Bワン参入へ勝負の一年 さいたまブロンコスが新体制 観客・売り上げ増が課題

AI要約

さいたまブロンコスが新たな筆頭株主を迎え、Bリーグワンへの参入を目指す。

新シーズンに向けて、入場者数と売上高の増加を目指し、会場演出やアカデミー事業を強化。

ブロンコスは運営会社の株主が変わり、観客動員の増加や教育事業への取り組みを強化して未来に向け準備。

Bワン参入へ勝負の一年 さいたまブロンコスが新体制 観客・売り上げ増が課題

 創立43年の歴史を誇るプロバスケットボールチームが、大目標へ走り出す―。Bリーグ3部の「さいたまブロンコス」(埼玉県さいたま市)は、新シーズンの開幕を前に不動産事業などを手がける「エーシークリエイト」(東京都渋谷区)が筆頭株主になったと発表した。2026シーズンからB2に相当する「Bリーグワン」参入条件となる平均入場者数と売上高の大幅増へ、照明や音響を駆使した会場演出、アカデミー事業を加速させるなど、より魅力があふれ、地域に愛されるクラブづくりを目指す。

 ■高いハードル

 Bリーグは26~27年シーズンからクラブが長期的な視野で事業投資ができる環境を整えるため、競技成績による昇降格を撤廃する新たなリーグに生まれ変わり、ブロンコスは2部に相当するBリーグワンへの参入を目標に掲げる。

 参入には1試合平均の入場者数2400人、売上高4億円などの条件を満たす必要がある。昨季、ブロンコスの入場者数の平均は1591人で仮ライセンス基準は達成。売上高は2億2千万円で、約2倍とハードルは高い。来年4月の初回審査へ、今季は勝負の一年となる。

 新たにオーナー企業となったエーシークリエイトは運営会社「ブロンコス20」の株式を77%保有する。同社は埼玉を含む1都3県を中心に不動産ビジネスを展開。加えて介護や農業、さいたま市岩槻区で青果卸売業などを手がける。

 ■熱気創出へ席増設

 同社の金谷裕基顧問(41)は「興行面で楽しんでもらえる仕掛けを」と意気込む。徹底できていなかった照明や音響の演出を見直し、臨場感や熱気あふれる雰囲気を創出。新たなファン獲得やリピーターにつなげたい構えだ。

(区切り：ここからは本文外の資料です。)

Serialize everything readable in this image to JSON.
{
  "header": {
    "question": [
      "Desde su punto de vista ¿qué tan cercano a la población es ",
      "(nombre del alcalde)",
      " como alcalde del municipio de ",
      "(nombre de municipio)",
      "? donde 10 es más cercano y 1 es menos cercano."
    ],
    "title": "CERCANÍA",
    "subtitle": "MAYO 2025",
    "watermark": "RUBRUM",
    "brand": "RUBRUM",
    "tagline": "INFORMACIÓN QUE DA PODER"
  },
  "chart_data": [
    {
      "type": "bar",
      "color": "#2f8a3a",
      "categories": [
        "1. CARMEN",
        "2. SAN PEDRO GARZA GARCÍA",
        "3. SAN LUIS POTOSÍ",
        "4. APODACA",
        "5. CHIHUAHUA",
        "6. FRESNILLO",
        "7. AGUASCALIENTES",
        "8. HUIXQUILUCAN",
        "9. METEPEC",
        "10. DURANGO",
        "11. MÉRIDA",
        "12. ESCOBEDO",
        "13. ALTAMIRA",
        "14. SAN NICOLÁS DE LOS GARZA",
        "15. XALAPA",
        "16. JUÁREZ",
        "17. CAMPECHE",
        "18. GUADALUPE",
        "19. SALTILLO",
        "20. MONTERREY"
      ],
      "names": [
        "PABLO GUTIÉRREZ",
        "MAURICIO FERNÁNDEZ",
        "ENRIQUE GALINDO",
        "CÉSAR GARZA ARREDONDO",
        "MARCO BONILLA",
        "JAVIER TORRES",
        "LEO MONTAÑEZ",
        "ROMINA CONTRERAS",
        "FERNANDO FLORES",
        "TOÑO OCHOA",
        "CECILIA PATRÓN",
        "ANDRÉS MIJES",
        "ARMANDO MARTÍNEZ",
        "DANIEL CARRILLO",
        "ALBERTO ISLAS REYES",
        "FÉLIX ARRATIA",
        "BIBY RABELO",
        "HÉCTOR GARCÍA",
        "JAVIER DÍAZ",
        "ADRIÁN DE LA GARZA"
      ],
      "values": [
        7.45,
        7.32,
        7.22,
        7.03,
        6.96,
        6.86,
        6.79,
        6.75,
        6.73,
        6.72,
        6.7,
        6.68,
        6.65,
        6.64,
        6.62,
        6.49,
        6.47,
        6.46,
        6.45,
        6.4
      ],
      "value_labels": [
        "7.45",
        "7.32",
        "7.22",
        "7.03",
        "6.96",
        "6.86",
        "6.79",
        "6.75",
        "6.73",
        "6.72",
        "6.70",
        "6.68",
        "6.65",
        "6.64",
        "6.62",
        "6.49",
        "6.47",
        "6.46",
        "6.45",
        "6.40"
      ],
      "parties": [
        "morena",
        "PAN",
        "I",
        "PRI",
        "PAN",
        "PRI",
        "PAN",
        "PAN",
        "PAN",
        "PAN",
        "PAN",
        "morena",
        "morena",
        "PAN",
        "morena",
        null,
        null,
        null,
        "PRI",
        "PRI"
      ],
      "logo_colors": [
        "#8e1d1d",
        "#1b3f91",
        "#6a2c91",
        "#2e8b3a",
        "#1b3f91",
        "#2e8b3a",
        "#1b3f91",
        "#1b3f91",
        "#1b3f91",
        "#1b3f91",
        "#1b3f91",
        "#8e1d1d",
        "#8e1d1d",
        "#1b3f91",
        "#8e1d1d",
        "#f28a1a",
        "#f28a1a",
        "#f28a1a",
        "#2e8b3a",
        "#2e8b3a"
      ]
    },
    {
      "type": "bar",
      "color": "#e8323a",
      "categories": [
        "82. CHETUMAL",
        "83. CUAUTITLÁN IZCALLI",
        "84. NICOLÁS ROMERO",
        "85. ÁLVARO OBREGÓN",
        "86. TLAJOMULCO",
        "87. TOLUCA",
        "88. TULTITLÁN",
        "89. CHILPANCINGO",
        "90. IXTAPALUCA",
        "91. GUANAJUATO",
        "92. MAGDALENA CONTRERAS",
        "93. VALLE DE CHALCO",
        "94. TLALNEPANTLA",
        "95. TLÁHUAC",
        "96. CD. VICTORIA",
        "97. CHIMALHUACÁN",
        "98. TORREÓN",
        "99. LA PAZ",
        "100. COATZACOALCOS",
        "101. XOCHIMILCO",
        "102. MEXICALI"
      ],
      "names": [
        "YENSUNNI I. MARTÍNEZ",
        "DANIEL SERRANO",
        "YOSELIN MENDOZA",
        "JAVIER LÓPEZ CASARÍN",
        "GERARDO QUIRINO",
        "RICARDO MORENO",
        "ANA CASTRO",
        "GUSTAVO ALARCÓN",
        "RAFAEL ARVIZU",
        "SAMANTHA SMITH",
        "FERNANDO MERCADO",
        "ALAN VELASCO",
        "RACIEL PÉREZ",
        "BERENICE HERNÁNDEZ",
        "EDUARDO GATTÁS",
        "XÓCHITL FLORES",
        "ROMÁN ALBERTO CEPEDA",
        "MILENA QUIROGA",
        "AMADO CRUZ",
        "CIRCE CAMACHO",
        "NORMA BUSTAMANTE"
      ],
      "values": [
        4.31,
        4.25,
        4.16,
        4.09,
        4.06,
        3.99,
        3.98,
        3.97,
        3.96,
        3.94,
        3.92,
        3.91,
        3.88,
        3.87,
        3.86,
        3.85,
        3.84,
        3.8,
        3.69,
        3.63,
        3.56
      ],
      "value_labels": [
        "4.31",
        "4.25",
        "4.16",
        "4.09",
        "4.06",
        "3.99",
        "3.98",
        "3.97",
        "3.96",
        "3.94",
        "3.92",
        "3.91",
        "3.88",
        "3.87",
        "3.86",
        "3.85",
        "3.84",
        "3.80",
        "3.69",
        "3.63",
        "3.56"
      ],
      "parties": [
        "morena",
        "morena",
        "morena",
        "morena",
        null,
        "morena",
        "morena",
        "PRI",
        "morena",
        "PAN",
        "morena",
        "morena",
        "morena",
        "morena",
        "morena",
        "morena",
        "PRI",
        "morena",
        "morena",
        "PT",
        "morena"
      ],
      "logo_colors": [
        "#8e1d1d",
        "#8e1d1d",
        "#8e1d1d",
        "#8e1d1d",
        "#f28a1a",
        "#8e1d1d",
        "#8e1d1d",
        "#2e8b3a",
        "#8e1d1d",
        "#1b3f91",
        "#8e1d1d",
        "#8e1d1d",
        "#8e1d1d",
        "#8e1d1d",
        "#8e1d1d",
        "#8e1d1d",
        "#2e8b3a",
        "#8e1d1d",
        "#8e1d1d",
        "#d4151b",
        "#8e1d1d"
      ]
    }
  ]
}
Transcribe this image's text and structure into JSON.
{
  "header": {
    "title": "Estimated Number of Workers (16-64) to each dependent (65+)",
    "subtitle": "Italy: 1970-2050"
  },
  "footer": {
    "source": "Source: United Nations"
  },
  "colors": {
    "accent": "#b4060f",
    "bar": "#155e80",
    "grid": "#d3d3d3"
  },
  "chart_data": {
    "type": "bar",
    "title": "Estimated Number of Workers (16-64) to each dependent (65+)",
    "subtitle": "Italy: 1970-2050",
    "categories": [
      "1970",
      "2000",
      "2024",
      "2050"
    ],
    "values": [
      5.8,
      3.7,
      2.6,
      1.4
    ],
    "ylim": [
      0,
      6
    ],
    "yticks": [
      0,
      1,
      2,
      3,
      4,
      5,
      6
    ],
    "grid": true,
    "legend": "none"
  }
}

 主な試合会場は浦和駒場体育館と所沢市民体育館。所沢は約4千席で昨季は歴代最高観客動員となる3726人を達成した。ただ、さいたま市内で6割以上、試合をしなければいけない規定があり本拠地の浦和駒場が約1500人しか収容できないのが課題。そこで今季は仮設席を毎試合設置し、最大で1800前後まで席を確保する予定だ。

 ■未来への土台

 同社が最大の魅力と着目しているのが、ユースチームの創設などのアカデミー事業を含む教育への取り組みだ。20年シーズンに20人だったスクール生は700人を超える見通し。パートナー企業や行政と連携したバスケクリニックの開催、試合に小中学生やミニバスチームを無料招待するほか、会場では地元ダンスチームが演技で盛り上げる。昨季ホームゲーム来場者の35%以上が小学生だったという。同社の金川彰社長(35)は「子どもたちにブロンコスの未来を担ってもらえるような土台を作っていきたい」と語る。

 今季が自力でB2昇格を決められる最後のチャンス。移籍1年目で主将を務める吉田健太郎選手(28)は「ファンの皆さんがワクワクするような試合をして勝ち続けることが一番。子どもたちに夢を与えるプレーを見せたい」。さらに「選手個々やチームがSNS(交流サイト)で周知することも積極的にやっていきたい」と、魅力発信を強化していくつもりだ。

 ブロンコスは27、28日の開幕節で新潟アルビレックスBBと戦う(所沢市民体育館)。

■さいたまブロンコス 2005年に発足した日本初のプロリーグ「bjリーグ」結成に参加した6チーム「オリジナル6」の一つ。長期にわたる経営不振とともに成績も低迷し、20年にクラブ運営体制を一新して拠点をさいたま市に移した。22年にスポーツ事業会社「スポーツストーリーズ」が株式を取得するとB3リーグで22~23年は43勝9敗でシーズン2位、23~24年は34勝18敗で同4位でともにプレーオフに進出し、B2昇格まであと一歩に迫った。本拠地は浦和駒場体育館、ホームタウンはさいたま市と所沢市。